Metamath Proof Explorer

Theorem lnfnmuli

Description: Multiplicative property of a linear Hilbert space functional. (Contributed by NM, 11-Feb-2006) (New usage is discouraged.)

Ref Expression
Hypothesis lnfnl.1 
|- T e. LinFn
Assertion lnfnmuli 
|- ( ( A e. CC /\ B e. ~H ) -> ( T ` ( A .h B ) ) = ( A x. ( T ` B ) ) )

Proof

Step Hyp Ref Expression
1 lnfnl.1 
 |-  T e. LinFn
2 ax-hv0cl 
 |-  0h e. ~H
3 1 lnfnli 
 |-  ( ( A e. CC /\ B e. ~H /\ 0h e. ~H ) -> ( T ` ( ( A .h B ) +h 0h ) ) = ( ( A x. ( T ` B ) ) + ( T ` 0h ) ) )
4 2 3 mp3an3 
 |-  ( ( A e.
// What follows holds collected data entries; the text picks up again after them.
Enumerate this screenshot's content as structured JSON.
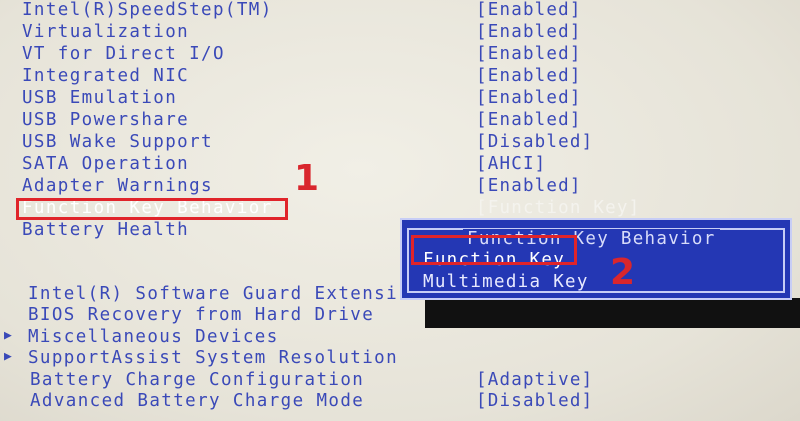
{
  "settings": [
    {
      "label": "Intel(R)SpeedStep(TM)",
      "value": "[Enabled]"
    },
    {
      "label": "Virtualization",
      "value": "[Enabled]"
    },
    {
      "label": "VT for Direct I/O",
      "value": "[Enabled]"
    },
    {
      "label": "Integrated NIC",
      "value": "[Enabled]"
    },
    {
      "label": "USB Emulation",
      "value": "[Enabled]"
    },
    {
      "label": "USB Powershare",
      "value": "[Enabled]"
    },
    {
      "label": "USB Wake Support",
      "value": "[Disabled]"
    },
    {
      "label": "SATA Operation",
      "value": "[AHCI]"
    },
    {
      "label": "Adapter Warnings",
      "value": "[Enabled]"
    },
    {
      "label": "Function Key Behavior",
      "value": "[Function Key]"
    },
    {
      "label": "Battery Health",
      "value": ""
    }
  ],
  "submenus": [
    {
      "label": "Intel(R) Software Guard Extensi",
      "value": ""
    },
    {
      "label": "BIOS Recovery from Hard Drive",
      "value": ""
    },
    {
      "label": "Miscellaneous Devices",
      "value": ""
    },
    {
      "label": "SupportAssist System Resolution",
      "value": ""
    },
    {
      "label": "Battery Charge Configuration",
      "value": "[Adaptive]"
    },
    {
      "label": "Advanced Battery Charge Mode",
      "value": "[Disabled]"
    }
  ],
  "submenu_arrow": "▶",
  "popup": {
    "title": "Function Key Behavior",
    "options": [
      "Function Key",
      "Multimedia Key"
    ]
  },
  "annotations": {
    "step1": "1",
    "step2": "2"
  },
  "colors": {
    "text": "#3a49b8",
    "popup_bg": "#2437b4",
    "highlight": "#e0242a",
    "background": "#e9e6dc"
  }
}
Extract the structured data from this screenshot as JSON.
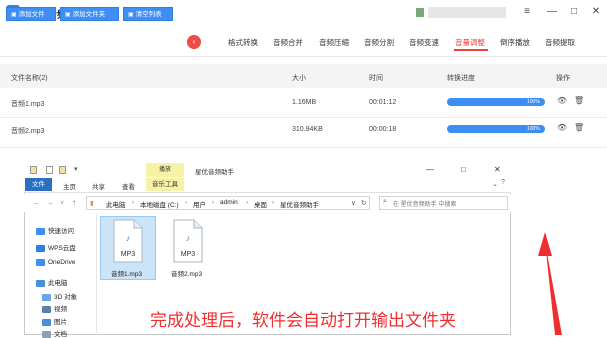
{
  "app": {
    "title": "星优音频助手",
    "logo_letter": "星"
  },
  "titlebar": {
    "user_name": "▓▓▓▓▓▓▓▓▓",
    "menu_glyph": "≡",
    "minimize_glyph": "—",
    "maximize_glyph": "□",
    "close_glyph": "✕"
  },
  "toolbar": {
    "add_file_label": "添加文件",
    "add_folder_label": "添加文件夹",
    "clear_list_label": "清空列表",
    "scroll_left_glyph": "‹"
  },
  "tabs": [
    {
      "label": "格式转换",
      "active": false
    },
    {
      "label": "音频合并",
      "active": false
    },
    {
      "label": "音频压缩",
      "active": false
    },
    {
      "label": "音频分割",
      "active": false
    },
    {
      "label": "音频变速",
      "active": false
    },
    {
      "label": "音量调整",
      "active": true
    },
    {
      "label": "倒序播放",
      "active": false
    },
    {
      "label": "音频提取",
      "active": false
    }
  ],
  "table": {
    "headers": {
      "name": "文件名称(2)",
      "size": "大小",
      "time": "时间",
      "progress": "转换进度",
      "action": "操作"
    },
    "rows": [
      {
        "name": "音频1.mp3",
        "size": "1.16MB",
        "time": "00:01:12",
        "progress": 1.0,
        "progress_text": "100%"
      },
      {
        "name": "音频2.mp3",
        "size": "310.94KB",
        "time": "00:00:18",
        "progress": 1.0,
        "progress_text": "100%"
      }
    ]
  },
  "explorer": {
    "title": "星优音频助手",
    "manage_tab": "播放",
    "ribbon_tabs": {
      "file": "文件",
      "home": "主页",
      "share": "共享",
      "view": "查看",
      "music_tools": "音乐工具"
    },
    "breadcrumbs": [
      "此电脑",
      "本地磁盘 (C:)",
      "用户",
      "admin",
      "桌面",
      "星优音频助手"
    ],
    "search_placeholder": "在 星优音频助手 中搜索",
    "nav_items": [
      {
        "label": "快速访问",
        "color": "#3f8ef5"
      },
      {
        "label": "WPS云盘",
        "color": "#2f7fe6"
      },
      {
        "label": "OneDrive",
        "color": "#3f8ef5"
      },
      {
        "label": "此电脑",
        "color": "#4a90d9"
      },
      {
        "label": "3D 对象",
        "color": "#6aa6e8"
      },
      {
        "label": "视频",
        "color": "#5a7fb0"
      },
      {
        "label": "图片",
        "color": "#4a90d9"
      },
      {
        "label": "文档",
        "color": "#8aa0b8"
      }
    ],
    "files": [
      {
        "name": "音频1.mp3",
        "badge": "MP3",
        "selected": true
      },
      {
        "name": "音频2.mp3",
        "badge": "MP3",
        "selected": false
      }
    ]
  },
  "annotation": {
    "caption": "完成处理后，软件会自动打开输出文件夹"
  },
  "colors": {
    "accent": "#3f8ef5",
    "active_tab": "#ef3f37",
    "caption": "#ef2f2f"
  }
}
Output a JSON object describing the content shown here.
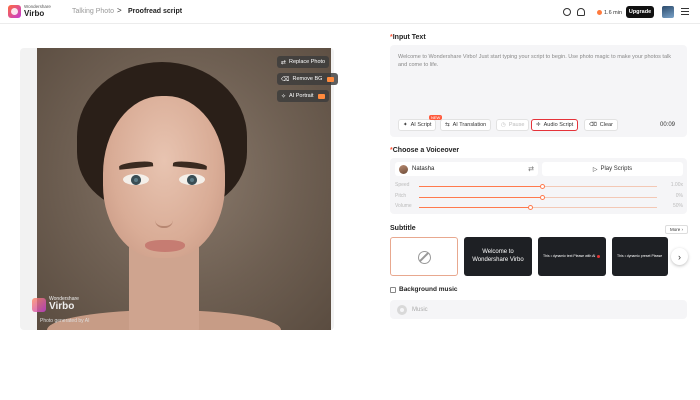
{
  "app": {
    "brand": "Wondershare",
    "name": "Virbo"
  },
  "breadcrumb": {
    "parent": "Talking Photo",
    "separator": ">",
    "current": "Proofread script"
  },
  "header": {
    "help_icon": "help-icon",
    "support_icon": "headset-icon",
    "credits": "1.6 min",
    "upgrade_label": "Upgrade",
    "menu_icon": "menu-icon"
  },
  "photo_panel": {
    "buttons": {
      "replace": "Replace Photo",
      "remove_bg": "Remove BG",
      "ai_portrait": "AI Portrait"
    },
    "watermark": {
      "brand": "Wondershare",
      "name": "Virbo",
      "note": "Photo generated by AI"
    }
  },
  "input_text": {
    "title": "Input Text",
    "script": "Welcome to Wondershare Virbo! Just start typing your script to begin. Use photo magic to make your photos talk and come to life.",
    "tools": {
      "ai_script": "AI Script",
      "new_badge": "NEW",
      "ai_translation": "AI Translation",
      "pause": "Pause",
      "audio_script": "Audio Script",
      "clear": "Clear"
    },
    "duration": "00:09"
  },
  "voiceover": {
    "title": "Choose a Voiceover",
    "voice_name": "Natasha",
    "play_label": "Play Scripts",
    "sliders": [
      {
        "label": "Speed",
        "value": "1.00x",
        "level": 0.52
      },
      {
        "label": "Pitch",
        "value": "0%",
        "level": 0.52
      },
      {
        "label": "Volume",
        "value": "50%",
        "level": 0.47
      }
    ]
  },
  "subtitle": {
    "title": "Subtitle",
    "more_label": "More",
    "card2_line1": "Welcome to",
    "card2_line2": "Wondershare Virbo",
    "card3_text": "This • dynamic text Please with AI",
    "card4_text": "This • dynamic preset Please"
  },
  "background_music": {
    "title": "Background music",
    "music_label": "Music",
    "checked": false
  },
  "colors": {
    "accent": "#ff7a4d",
    "highlight_border": "#e5333a",
    "upgrade_bg": "#111111"
  }
}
CC /\ B e. ~H ) -> ( T ` ( ( A .h B ) +h 0h ) ) = ( ( A x. ( T ` B ) ) + ( T ` 0h ) ) )
5 hvmulcl 
 |-  ( ( A e. CC /\ B e. ~H ) -> ( A .h B ) e. ~H )
6 ax-hvaddid 
 |-  ( ( A .h B ) e. ~H -> ( ( A .h B ) +h 0h ) = ( A .h B ) )
7 5 6 syl 
 |-  ( ( A e. CC /\ B e. ~H ) -> ( ( A .h B ) +h 0h ) = ( A .h B ) )
8 7 fveq2d 
 |-  ( ( A e. CC /\ B e. ~H ) -> ( T ` ( ( A .h B ) +h 0h ) ) = ( T ` ( A .h B ) ) )
9 1 lnfn0i 
 |-  ( T ` 0h ) = 0
10 9 oveq2i 
 |-  ( ( A x. ( T ` B ) ) + ( T ` 0h ) ) = ( ( A x. ( T ` B ) ) + 0 )
11 1 lnfnfi 
 |-  T : ~H --> CC
12 11 ffvelrni 
 |-  ( B e. ~H -> ( T ` B ) e. CC )
13 mulcl 
 |-  ( ( A e. CC /\ ( T ` B ) e. CC ) -> ( A x. ( T ` B ) ) e. CC )
14 12 13 sylan2 
 |-  ( ( A e. CC /\ B e. ~H ) -> ( A x. ( T ` B ) ) e. CC )
15 14 addid1d 
 |-  ( ( A e. CC /\ B e. ~H ) -> ( ( A x. ( T ` B ) ) + 0 ) = ( A x. ( T ` B ) ) )
16 10 15 syl5eq 
 |-  ( ( A e. CC /\ B e. ~H ) -> ( ( A x. ( T ` B ) ) + ( T ` 0h ) ) = ( A x. ( T ` B ) ) )
17 4 8 16 3eqtr3d 
 |-  ( ( A e. CC /\ B e. ~H ) -> ( T ` ( A .h B ) ) = ( A x. ( T ` B ) ) )